Vtech deserves the lion’s share of the blame, and there is role for parental responsibility to play. This is a teachable moment not only to the parents who thoughtlessly consent to this, but to the children who are learning that personal information disclosure is not only routine, but becoming an expected part of play, growth, and development.

Anonymoussays:

I suspect that companies in this space will only start to take privacy and data protection seriously when serious fines — say, a statutory $1000 per person affected, payable within a week of the breach — are imposed for cases where well-defined data protection best practices were not followed.

The $1000 seems small compared to the potential damage done to each person, but the resulting $4.8 billion fine wouldn’t be out of place, no? It’d certainly start getting some attention…

Anonymoussays:

Vtech needs to be sued out of business quickly

Once inside, the hacker obtained the names, email addresses, passwords, and home addresses of 4,833,678 parents, and the first names, genders and birthdays of more than 200,000 kids.

This is a pedophile’s or identity thief’s dream: it’s enough to convince children “mom sent me to pick you up, hey look, I even know your birthday” or enough to start setting up identity theft that happens years down the road.

Unless Vtech is absolutely hammered for this, other companies will do the same. And in doing so, they’re going to expose an entire generation of children to massive risk for no reason other than their own hubris.

art guerrillasays:

Re: Re: Re: Re: Vtech needs to be sued out of business quickly

yes, they could…
the sheeple could do ALL sorts of stuff if they acted in concert…
prolly not gonna happen until the bread and circuses run out…
then it will be too late…

besides -no slur upon techdirtia- but how many parents are tuned in to this website on the off chance some tech-related story has this impact on their special snowflakes ? ? ?
otherwise, it gets a 10 second mention on the mainstream news, then down the memory hole it is flushed ! ! !

vastrightwingsays:

Buy dumb appliances

I bought a dumb TV recently, but it was hard because the stores don’t carry dumb tvs on the floor.
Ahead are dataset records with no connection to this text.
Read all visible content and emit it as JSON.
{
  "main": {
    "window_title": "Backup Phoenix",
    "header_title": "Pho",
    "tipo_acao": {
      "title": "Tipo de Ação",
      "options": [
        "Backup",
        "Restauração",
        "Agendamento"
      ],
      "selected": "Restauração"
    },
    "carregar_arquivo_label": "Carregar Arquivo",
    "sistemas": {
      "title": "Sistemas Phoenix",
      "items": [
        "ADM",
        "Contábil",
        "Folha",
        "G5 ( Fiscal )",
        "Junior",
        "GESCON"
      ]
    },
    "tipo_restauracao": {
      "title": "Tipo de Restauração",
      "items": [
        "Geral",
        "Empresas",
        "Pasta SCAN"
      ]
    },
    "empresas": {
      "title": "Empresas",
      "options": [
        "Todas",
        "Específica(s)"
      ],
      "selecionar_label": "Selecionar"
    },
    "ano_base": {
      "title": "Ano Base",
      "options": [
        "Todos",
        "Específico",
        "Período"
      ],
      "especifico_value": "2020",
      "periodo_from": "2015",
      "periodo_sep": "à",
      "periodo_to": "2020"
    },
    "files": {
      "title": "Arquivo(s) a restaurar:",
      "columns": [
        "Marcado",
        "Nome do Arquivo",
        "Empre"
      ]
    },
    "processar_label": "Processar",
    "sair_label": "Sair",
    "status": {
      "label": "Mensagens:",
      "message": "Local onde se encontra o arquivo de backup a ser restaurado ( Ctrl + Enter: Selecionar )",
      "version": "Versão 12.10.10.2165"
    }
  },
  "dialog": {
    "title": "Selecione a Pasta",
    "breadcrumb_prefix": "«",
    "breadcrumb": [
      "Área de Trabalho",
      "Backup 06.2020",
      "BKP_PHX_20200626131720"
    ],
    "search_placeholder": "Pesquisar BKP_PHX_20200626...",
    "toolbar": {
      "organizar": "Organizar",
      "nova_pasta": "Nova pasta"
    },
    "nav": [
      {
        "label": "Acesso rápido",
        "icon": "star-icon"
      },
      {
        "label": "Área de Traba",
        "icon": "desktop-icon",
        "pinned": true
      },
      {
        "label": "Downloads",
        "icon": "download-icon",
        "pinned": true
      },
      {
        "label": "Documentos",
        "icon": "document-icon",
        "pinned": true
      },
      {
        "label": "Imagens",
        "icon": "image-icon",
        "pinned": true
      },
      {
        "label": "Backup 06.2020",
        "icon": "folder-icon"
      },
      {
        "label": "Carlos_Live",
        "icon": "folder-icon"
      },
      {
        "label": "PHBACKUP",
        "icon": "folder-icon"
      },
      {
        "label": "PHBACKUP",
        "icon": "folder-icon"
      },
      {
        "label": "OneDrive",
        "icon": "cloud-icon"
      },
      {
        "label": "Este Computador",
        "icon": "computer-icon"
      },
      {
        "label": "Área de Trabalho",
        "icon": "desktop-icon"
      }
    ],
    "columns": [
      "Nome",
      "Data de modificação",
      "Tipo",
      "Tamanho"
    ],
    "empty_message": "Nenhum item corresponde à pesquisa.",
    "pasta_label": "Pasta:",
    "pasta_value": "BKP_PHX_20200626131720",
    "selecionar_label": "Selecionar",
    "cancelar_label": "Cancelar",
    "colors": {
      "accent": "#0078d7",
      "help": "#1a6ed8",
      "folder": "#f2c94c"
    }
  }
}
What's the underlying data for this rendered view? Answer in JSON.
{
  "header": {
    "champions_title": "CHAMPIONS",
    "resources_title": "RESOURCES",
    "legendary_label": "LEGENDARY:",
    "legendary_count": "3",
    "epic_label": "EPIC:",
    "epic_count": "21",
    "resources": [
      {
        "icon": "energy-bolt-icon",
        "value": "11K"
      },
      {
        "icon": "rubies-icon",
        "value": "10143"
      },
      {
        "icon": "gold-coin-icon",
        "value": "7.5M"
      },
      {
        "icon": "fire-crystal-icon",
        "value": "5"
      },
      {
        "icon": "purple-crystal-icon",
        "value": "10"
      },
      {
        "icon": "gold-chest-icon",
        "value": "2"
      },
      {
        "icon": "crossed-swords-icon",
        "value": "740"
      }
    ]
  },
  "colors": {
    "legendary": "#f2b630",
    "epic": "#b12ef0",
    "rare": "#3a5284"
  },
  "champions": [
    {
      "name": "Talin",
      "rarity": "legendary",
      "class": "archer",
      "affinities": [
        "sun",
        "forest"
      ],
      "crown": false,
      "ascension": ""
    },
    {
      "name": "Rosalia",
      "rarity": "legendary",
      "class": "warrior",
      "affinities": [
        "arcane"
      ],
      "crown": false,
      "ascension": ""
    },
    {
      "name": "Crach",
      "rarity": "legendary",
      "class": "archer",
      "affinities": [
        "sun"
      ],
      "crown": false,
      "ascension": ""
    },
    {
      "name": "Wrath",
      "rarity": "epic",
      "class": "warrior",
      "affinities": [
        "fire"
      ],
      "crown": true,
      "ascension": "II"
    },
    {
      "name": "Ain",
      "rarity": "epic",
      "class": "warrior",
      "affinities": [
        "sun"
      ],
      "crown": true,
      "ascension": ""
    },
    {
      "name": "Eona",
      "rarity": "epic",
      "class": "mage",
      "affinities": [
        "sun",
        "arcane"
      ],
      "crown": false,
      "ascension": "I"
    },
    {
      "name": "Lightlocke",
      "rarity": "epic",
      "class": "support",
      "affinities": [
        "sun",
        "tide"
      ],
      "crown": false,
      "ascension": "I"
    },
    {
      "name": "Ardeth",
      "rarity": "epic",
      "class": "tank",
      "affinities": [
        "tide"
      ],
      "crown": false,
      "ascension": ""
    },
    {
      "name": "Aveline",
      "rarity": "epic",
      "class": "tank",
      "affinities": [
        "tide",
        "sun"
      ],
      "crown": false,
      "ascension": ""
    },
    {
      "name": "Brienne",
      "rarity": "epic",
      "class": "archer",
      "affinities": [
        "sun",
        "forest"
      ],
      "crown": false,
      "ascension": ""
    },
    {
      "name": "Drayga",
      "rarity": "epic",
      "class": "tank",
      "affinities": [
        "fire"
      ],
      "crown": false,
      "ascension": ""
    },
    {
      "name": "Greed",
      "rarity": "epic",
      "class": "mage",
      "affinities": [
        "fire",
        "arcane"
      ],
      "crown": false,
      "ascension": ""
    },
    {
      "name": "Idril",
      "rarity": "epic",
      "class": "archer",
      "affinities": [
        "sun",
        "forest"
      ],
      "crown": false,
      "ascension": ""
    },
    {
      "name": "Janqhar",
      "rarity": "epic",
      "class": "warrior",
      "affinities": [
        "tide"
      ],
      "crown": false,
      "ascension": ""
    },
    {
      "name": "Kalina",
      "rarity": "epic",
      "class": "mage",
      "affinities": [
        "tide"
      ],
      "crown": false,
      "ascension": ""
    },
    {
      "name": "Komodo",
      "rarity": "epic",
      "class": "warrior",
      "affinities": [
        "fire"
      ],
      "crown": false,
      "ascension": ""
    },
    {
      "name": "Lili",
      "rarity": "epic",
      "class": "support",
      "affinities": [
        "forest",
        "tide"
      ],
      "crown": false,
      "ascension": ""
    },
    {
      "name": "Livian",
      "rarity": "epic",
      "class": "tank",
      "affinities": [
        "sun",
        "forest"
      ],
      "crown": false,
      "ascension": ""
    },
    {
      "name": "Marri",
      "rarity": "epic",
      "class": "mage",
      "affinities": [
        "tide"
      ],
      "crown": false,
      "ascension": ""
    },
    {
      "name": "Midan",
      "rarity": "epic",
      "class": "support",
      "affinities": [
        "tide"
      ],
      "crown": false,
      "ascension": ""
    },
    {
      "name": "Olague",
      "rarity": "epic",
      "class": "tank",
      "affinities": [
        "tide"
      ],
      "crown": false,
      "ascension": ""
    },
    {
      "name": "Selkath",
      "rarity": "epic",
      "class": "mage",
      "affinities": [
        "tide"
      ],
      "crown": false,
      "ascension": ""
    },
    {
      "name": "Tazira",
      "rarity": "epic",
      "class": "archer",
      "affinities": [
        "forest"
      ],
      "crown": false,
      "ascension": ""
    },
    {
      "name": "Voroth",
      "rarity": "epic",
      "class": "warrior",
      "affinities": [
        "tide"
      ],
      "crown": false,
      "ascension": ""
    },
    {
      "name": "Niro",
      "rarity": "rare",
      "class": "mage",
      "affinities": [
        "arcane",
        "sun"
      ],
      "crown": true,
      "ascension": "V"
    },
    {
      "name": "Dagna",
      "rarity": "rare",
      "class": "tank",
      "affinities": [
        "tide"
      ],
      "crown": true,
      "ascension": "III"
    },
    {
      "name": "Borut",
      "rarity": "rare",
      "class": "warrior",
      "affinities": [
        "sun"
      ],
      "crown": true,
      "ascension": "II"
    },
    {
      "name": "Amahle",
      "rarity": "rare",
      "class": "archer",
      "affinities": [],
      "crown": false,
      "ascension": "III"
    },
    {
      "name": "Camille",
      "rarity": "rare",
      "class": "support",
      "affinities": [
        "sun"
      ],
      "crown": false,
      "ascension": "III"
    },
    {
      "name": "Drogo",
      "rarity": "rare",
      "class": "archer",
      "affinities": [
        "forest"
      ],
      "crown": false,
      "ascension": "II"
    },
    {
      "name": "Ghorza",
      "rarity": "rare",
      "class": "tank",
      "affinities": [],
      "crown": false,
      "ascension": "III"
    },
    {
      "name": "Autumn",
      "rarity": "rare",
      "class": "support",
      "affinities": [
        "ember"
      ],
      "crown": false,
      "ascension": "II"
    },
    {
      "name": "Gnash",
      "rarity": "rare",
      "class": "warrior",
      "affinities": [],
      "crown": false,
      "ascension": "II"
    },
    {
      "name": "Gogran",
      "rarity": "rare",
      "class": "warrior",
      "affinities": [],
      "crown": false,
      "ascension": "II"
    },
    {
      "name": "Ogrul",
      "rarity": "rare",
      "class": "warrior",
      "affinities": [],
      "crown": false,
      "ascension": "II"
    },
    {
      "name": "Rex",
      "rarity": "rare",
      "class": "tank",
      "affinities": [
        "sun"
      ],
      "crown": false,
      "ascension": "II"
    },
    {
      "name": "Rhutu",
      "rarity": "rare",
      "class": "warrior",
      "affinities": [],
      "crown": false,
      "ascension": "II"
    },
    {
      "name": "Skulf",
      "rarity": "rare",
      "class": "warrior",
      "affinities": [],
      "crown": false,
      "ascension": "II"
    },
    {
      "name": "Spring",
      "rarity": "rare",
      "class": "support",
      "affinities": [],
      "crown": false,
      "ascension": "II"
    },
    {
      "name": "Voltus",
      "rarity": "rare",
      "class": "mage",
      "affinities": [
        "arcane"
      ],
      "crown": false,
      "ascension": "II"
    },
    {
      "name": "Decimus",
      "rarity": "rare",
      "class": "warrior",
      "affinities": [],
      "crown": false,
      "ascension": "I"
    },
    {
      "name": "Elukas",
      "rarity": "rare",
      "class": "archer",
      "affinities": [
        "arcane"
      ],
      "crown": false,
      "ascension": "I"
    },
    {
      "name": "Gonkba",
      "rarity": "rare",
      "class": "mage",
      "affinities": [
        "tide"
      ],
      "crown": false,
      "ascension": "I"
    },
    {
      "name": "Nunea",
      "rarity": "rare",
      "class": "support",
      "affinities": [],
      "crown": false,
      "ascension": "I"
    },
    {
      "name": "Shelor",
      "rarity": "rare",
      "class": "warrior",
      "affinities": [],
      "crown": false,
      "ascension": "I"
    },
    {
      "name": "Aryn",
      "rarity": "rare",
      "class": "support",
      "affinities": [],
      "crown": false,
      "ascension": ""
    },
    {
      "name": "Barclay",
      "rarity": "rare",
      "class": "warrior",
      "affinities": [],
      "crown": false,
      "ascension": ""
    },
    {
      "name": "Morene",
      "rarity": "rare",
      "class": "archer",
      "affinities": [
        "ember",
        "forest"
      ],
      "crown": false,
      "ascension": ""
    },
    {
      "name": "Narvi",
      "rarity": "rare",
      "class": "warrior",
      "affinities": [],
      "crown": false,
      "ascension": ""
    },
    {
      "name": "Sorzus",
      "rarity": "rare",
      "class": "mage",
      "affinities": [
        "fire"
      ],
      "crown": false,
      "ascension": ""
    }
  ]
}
They are special items now. The sales guy said the smart tv is so much better than the dumb tv. Sure, better for him and the manufacturer.

Home equipment like lawn gear now has software in it we can’t do anything with. Now toys. Of course we can’t inspect the software because manufacturers don’t want us to know what it is doing. Case in point, VW sure didn’t want any one poking around to discover its trade secret. Right!

I see a new market for dumb appliances as they become harder and harder to find.

Anonymoussays:

Re: Re: Buy dumb appliances

I bought a dumb TV recently, but it was hard because the stores don’t carry dumb tvs on the floor.

You can still buy computer monitors, which may be good enough if you’re using a cable box or DVR with HDMI output. They’re not as enormous as modern TVs, but they’re as big as the CRT televisions many of us grew up with (right until LCDs obsoleted them in the 2000s).

tqksays:

Are they investigating the implementers too, I hope?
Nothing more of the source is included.